Bransons, Part 1: Henry Clay Branson

This is a family with a series of interesting names, too many to cover in a single post.

It should be stated, first of all, that the father's name was George Washington Branson. George was born in 1832, a hundred years after the original George's birth. So there was clearly a history of applying larger awareness to the child's name in this family.

In 1851, George and family headed west from Illinois to Oregon. There he married Mary Eliza Wood. They homesteaded in Yamhill County. But don't think that just because they were living on the edge of civilization as they knew it, they were less aware of the world around them. If anything, their isolation may have heightened the cultural ties they were determined to make for their children.

Henry Clay Branson, b. 1859 was the couple's first child.
There were at least 2 children named after Henry Clay and born in Oregon: Henry Clay Branson and Henry Clay Huston, 1857-1901. Both were named after this man, Henry Clay.

Henry Clay (1777-1852) was a congressman from Kentucky, the Secretary of State from 1825-1829, and a renowned orator. He was the author of the Missouri Compromise and a founder of the Whig party. In 1844, he ran for president against James Polk.
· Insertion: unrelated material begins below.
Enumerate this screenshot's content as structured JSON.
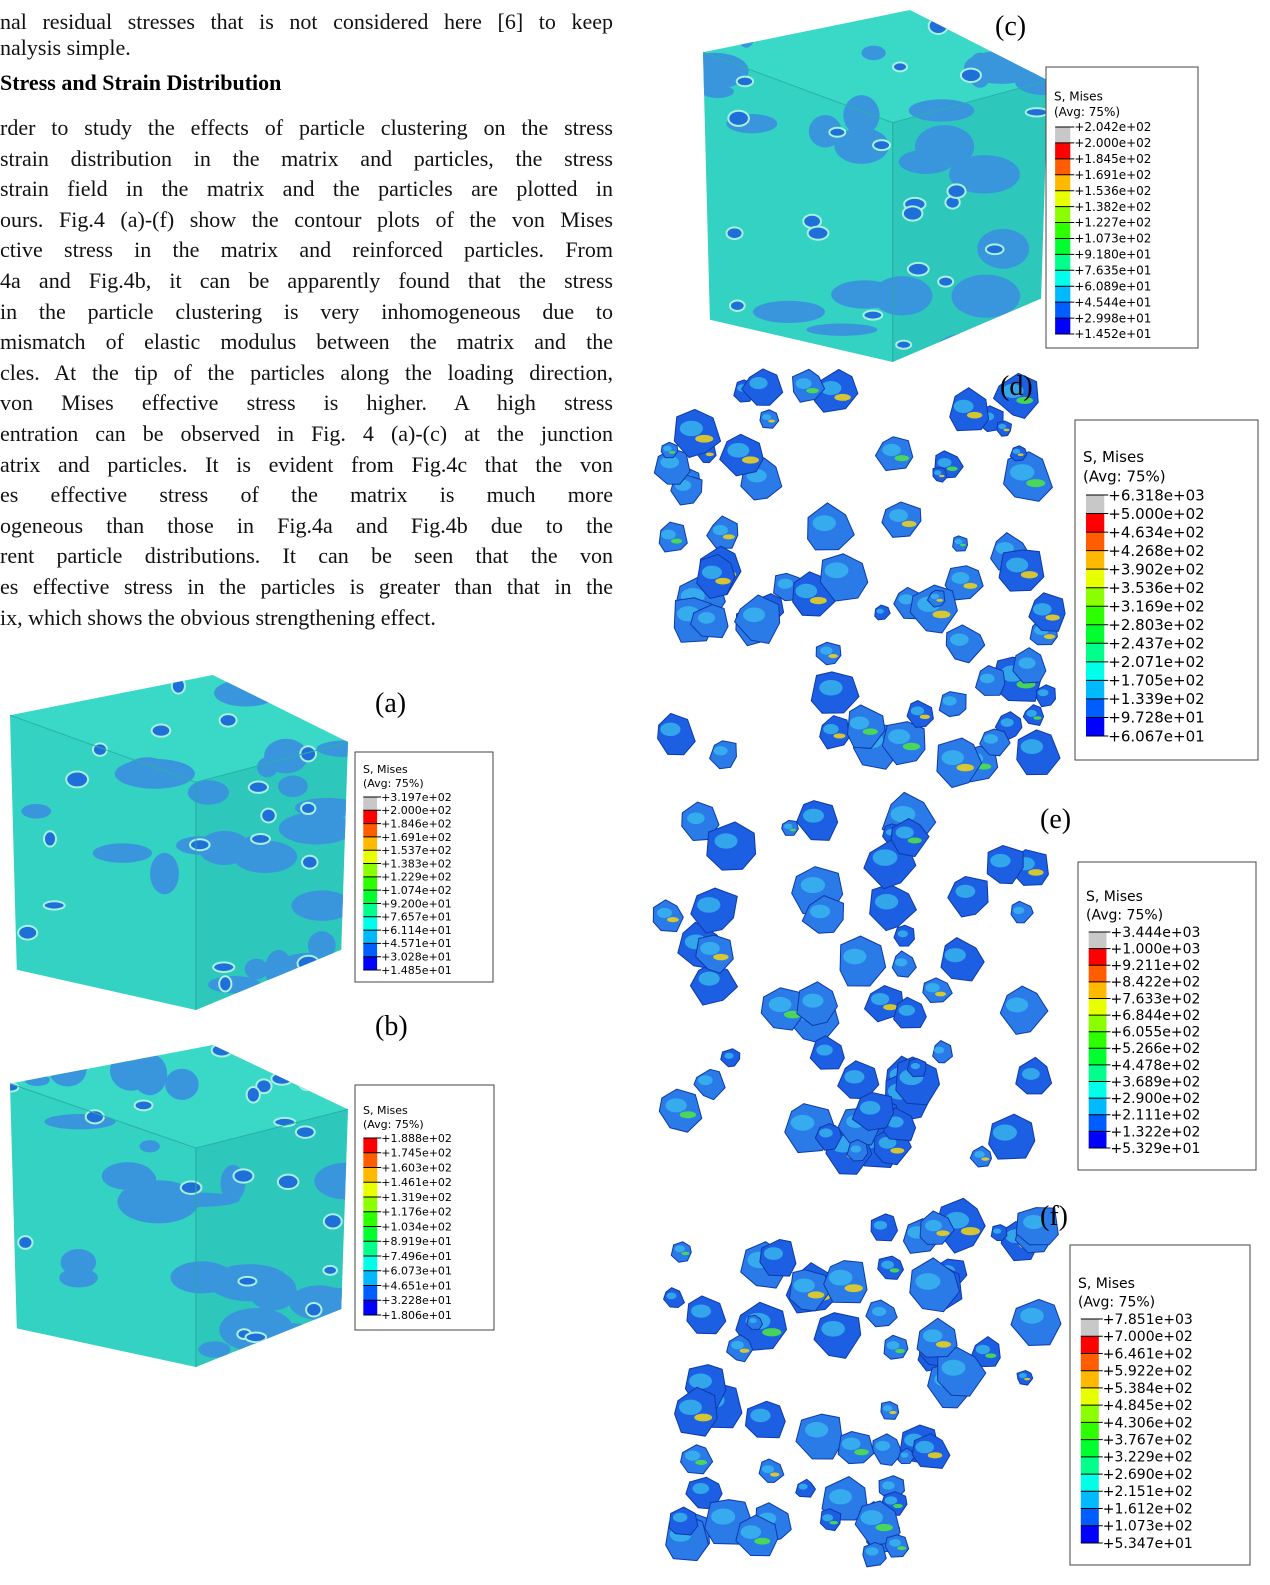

Polk's campaign slogan "54.40 or Fight" proposed fighting Britain for control of the Oregon Territory to the 54th Parallel, above Vancouver Island. The stance appealed to the voters in the East, and Polk won the election in part based on this issue.

But the people in Oregon, who would have been conscripted to fight for this slogan, may have felt differently. I can't find any children named after Polk in the Oregon Territory. Clay proposed seeking a compromise that would avoid possible war with Britain. This was the compromise that President Polk reached in 1846, giving the area between the 49th and 54th parallels to Britain.

In 1857, when Henry Clay Huston was born, Oregon held a constitutional convention. And Henry Clay Branson was born almost exactly a month after Oregon became a state. These families must have been tremendously relieved that a war had been avoided. These Henry Clays, born five or more years after the death of the original, were tributes to the peaceful Oregon that he had proposed.